Vocabulary:

• Reclamation: returning a piece of damaged or unused land to a more productive state. Notably, reclamation refers to measures taken to alleviate problems, even if it creates an ecosystem different from the original.
• Reintroduction: the deliberate release or translocation of a locally extinct / extirpated species, to parts of its original / natural range
• Restoration: returning a habitat, environment, or ecosystem to its original condition or membership, prior to a disturbance (often anthropogenic)
• Rewilding: conservation effort focused on restoring sustainable biodiversity and ecosystem health by connecting and preserving wild areas (that have not been significantly modified by human activity or used for agriculture), and protecting or reintroducing keystone species/apex predators.

Outline of Notes:

• General rules of context:
  • Diversity hotspots in hills and low mountains, resulting from speciation associated with different altitudes
  • Rock type/geologic history and landcover
  • Latitude and longitude affect patterns
• Different goals of restoration and reclamation:
  • Reclamation: prioritize increasing ecosystem functioning, not structure
  • Restoration: return ecosystem to its original state as much as possible

→ Ideal, but usually not realistic

• Rewilding: conservation effort focused on restoring sustainable biodiversity and ecosystem health by connecting and preserving wild areas, and protecting or reintroducing keystone species/apex predators.
  • Goals:
    • Slow/prevent extinctions
    • Restore ecosystem health
    • Minimize dependence on human intervention and management
      • Let nature take care of itself to restore damaged ecosystems

What Does the Future Look Like?

• Anthropogenic influences shape ecology
• Some species will thrive due to these anthropogenic influences
• These species share common characteristics

Blog-style Summary:

Global ecology encompasses the interactions of Earth’s ecosystems with the geosphere, hydrosphere, and atmosphere.

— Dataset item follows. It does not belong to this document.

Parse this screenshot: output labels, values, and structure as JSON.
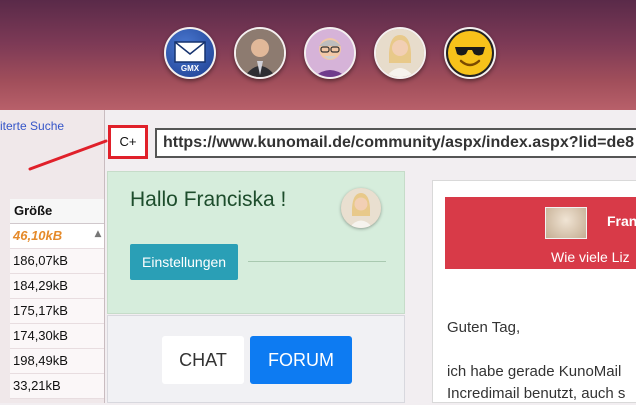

Global wind and water currents combine with global temperatures to drive the five major climate zones: tropical, dry / arid, temperate, continental, and polar. The relationship between temperature and moisture drives global patterns in terrestrial biomes through net primary productivity (NPP). Where the climate varies, elevation, geology and soil type can shift the balance between different biome types. Biomes, in turn, select for different traits, contributing to global biodiversity.

Global Challenges

Global challenges include events and processes that threaten large populations and many species across multiple continents. Global challenges often transcend national borders and require international cooperation for effective mitigation. Global challenges also increasingly impact global ecology.

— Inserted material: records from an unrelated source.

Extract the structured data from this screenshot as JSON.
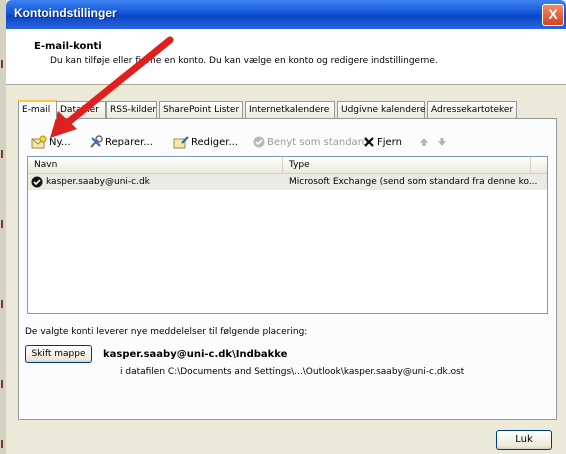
{
  "window": {
    "title": "Kontoindstillinger",
    "close_symbol": "X"
  },
  "header": {
    "title": "E-mail-konti",
    "description": "Du kan tilføje eller fjerne en konto. Du kan vælge en konto og redigere indstillingerne."
  },
  "tabs": [
    {
      "label": "E-mail",
      "active": true
    },
    {
      "label": "Datafiler"
    },
    {
      "label": "RSS-kilder"
    },
    {
      "label": "SharePoint Lister"
    },
    {
      "label": "Internetkalendere"
    },
    {
      "label": "Udgivne kalendere"
    },
    {
      "label": "Adressekartoteker"
    }
  ],
  "toolbar": {
    "new_label": "Ny...",
    "repair_label": "Reparer...",
    "edit_label": "Rediger...",
    "default_label": "Benyt som standard",
    "remove_label": "Fjern"
  },
  "accounts": {
    "headers": {
      "name": "Navn",
      "type": "Type"
    },
    "rows": [
      {
        "name": "kasper.saaby@uni-c.dk",
        "type": "Microsoft Exchange (send som standard fra denne ko..."
      }
    ]
  },
  "delivery": {
    "label": "De valgte konti leverer nye meddelelser til følgende placering:",
    "change_folder_label": "Skift mappe",
    "folder_path": "kasper.saaby@uni-c.dk\\Indbakke",
    "data_file": "i datafilen C:\\Documents and Settings\\...\\Outlook\\kasper.saaby@uni-c.dk.ost"
  },
  "footer": {
    "close_label": "Luk"
  },
  "colors": {
    "titlebar": "#0a45c4",
    "arrow": "#e0201e",
    "tab_highlight": "#ffc83c",
    "list_border": "#7f9db9"
  }
}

Wildfires – predicting risk in a changing world

Wildfires pose a dual-threat to global ecology through habitat destruction and air pollution. Nearly 50% of ecoregions worldwide are characterized as having “very high” or “high” ecological vulnerability to fire (Figure 3), calculated based on post-fire regeneration delay and ecological indicators outlined in Table 1.

Wildfires require ignitions, continuous fuels, drought, and appropriate weather conditions. Ignitions increase the probability of a fire starting in the first place. Fuel continuity across the landscape increases the probability that a fire will spread, and drought increases the flammability of available fuels. Strong wind, high temperature, and low humidity contribute to “fire weather”, which collectively increases the probability of ignition, spread, and vegetation flammability. Climate change and increasing human populations drive changes in fuel loads associated with habitat fragmentation and fire exclusion – all of which further affects the main fire drivers.

In 2009, Krawchuck et al. modeled the observed global distribution of fires under current conditions (Figure 5). Then they predicted areas where fire would invade or retreat by 2039, if greenhouse gas emissions are emitted at mid-to-high levels (similar to climate models, but applied to estimate risk of wildfire). Keep in mind that fire invasion is caused by increased drought, ignitions, and fuel continuity (discussed in Figure 4, above). This means that fire is predicted to retreat in all the blue areas on Figure 6 (below) because habitat destruction and biodiversity loss will reduce the amount of available fuels.

In 2022, Harrison et al. predicted that tropical savanna and tropical deciduous broadleaf forest and woodland would be most affected by wildfires (Figure 7). Remember that trees and other vegetation contribute to Net Primary Productivity, meaning that wildfires will drive negative bottom-up control, with subsequent trophic cascades up the food webs in these habitats. In addition to decreasing energy resources (i.e., NPP), wildfires also reduce vertical structure (e.g., niche complexity), further reducing biodiversity.